Bhutan News Service (BNS)
- Founded: 2004
- Headquarters: Kathmandu, Nepal
- Products: online news services
- Website: bhutannewsservice.com

= Bhutan News Service =

Bhutanese news agency

Bhutan News Service (BNS) is an independent news agency run by Bhutanese refugee journalists since 2004 from Kathmandu, the capital city of Nepal. It is solely operated by refugees who were mostly born or brought up in refugee camps and without previous media experience.

When over 100,000 of Bhutanese refugees started taking shelter in UN-administered refugee camps of Jhapa and Morang districts in eastern part of Nepal, they felt the need for vocal media in the refugee community. Several failed attempts were made before the advent of the Bhutan News Service.

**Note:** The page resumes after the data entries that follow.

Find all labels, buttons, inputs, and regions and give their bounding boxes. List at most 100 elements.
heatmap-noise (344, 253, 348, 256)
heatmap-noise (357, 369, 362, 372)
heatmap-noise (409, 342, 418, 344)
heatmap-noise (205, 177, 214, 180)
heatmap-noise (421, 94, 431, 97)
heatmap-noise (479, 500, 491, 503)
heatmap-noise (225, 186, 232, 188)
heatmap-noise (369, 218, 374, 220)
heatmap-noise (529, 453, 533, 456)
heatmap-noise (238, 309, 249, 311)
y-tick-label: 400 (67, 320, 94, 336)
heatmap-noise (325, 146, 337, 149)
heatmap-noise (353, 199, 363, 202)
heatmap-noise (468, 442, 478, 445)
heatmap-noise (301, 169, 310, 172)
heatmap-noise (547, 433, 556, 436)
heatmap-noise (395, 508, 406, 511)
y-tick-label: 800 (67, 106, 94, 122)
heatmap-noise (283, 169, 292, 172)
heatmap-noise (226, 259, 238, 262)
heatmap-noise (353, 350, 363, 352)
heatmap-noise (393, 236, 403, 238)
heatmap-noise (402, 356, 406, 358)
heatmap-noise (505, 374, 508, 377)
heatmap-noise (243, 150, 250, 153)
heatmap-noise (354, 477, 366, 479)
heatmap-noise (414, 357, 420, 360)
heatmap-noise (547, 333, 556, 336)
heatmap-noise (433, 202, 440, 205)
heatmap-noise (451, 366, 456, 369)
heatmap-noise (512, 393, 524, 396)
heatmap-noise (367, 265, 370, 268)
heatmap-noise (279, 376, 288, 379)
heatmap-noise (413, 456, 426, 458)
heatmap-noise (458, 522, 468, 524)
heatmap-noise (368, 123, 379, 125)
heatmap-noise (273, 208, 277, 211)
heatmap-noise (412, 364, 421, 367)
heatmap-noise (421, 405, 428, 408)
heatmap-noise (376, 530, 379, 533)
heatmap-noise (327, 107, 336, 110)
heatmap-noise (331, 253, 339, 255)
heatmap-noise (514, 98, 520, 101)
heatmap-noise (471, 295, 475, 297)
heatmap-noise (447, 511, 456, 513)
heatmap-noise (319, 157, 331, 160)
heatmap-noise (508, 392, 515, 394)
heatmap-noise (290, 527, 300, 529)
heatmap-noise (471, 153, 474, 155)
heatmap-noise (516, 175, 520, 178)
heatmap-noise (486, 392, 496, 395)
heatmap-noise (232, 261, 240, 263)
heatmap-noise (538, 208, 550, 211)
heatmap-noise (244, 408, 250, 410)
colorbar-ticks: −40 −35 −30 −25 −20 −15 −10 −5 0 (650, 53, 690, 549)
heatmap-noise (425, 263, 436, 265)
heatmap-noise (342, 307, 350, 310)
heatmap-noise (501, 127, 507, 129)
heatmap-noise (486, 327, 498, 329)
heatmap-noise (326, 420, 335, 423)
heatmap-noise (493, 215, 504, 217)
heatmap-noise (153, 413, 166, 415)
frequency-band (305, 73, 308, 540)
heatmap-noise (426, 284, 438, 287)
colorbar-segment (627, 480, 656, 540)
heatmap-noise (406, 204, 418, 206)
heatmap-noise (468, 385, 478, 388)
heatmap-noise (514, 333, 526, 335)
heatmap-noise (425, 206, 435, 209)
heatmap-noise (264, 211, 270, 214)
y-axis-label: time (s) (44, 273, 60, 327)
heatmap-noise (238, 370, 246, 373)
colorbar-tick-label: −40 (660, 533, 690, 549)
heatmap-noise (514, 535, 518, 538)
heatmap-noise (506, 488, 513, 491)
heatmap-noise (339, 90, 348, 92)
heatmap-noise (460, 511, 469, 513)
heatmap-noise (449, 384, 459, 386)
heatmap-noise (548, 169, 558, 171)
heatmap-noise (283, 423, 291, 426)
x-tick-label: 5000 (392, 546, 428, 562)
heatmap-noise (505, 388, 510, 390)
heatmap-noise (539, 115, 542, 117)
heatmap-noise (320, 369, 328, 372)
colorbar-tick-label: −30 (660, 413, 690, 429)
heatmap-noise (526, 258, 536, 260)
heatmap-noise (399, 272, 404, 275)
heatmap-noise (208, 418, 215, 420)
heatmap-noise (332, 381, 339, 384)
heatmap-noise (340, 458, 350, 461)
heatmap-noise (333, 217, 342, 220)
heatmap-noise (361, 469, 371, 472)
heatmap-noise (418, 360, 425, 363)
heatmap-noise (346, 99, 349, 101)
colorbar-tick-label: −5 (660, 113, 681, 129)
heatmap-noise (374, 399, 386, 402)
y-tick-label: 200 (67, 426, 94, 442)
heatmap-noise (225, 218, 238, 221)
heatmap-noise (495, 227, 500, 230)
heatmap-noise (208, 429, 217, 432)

The Bhutan News Service was founded in 2004 by a small group of Bhutanese refugee youth It emerged in as an alternative to traditional forms of media publications. Initially, the works were limited to simply blogging. From 2006, BNS went online through its own news portal.

APFA initiated a joint effort for press freedom and called on two other media organizations working for press freedom in Bhutan and operating in exile. Thus a conference was held in eastern Nepal making a historic declaration vowing to expedite fight for press freedom. The first media conference adopted "Declaration Dé Exile". The declaration also accepted the APFA proposal to accept Bhutan News Service as the common and first news agency of Bhutan, but operating from exile.

Currently, around two dozen reporters and over half a dozen of editors from various countries contribute for the news service on voluntary basis. The news agency has not been legally registered since Nepalese laws do not entertain registration of any entity owned and run by foreign nationals in Nepalese soil.

According to former Indian diplomat Phunchok Stobdan, the regular Bhutanese media avoids reporting on Chinese border incursions and other strategic matters, so that the Bhutan News Service and other such exile media are the only sources available for reliable information.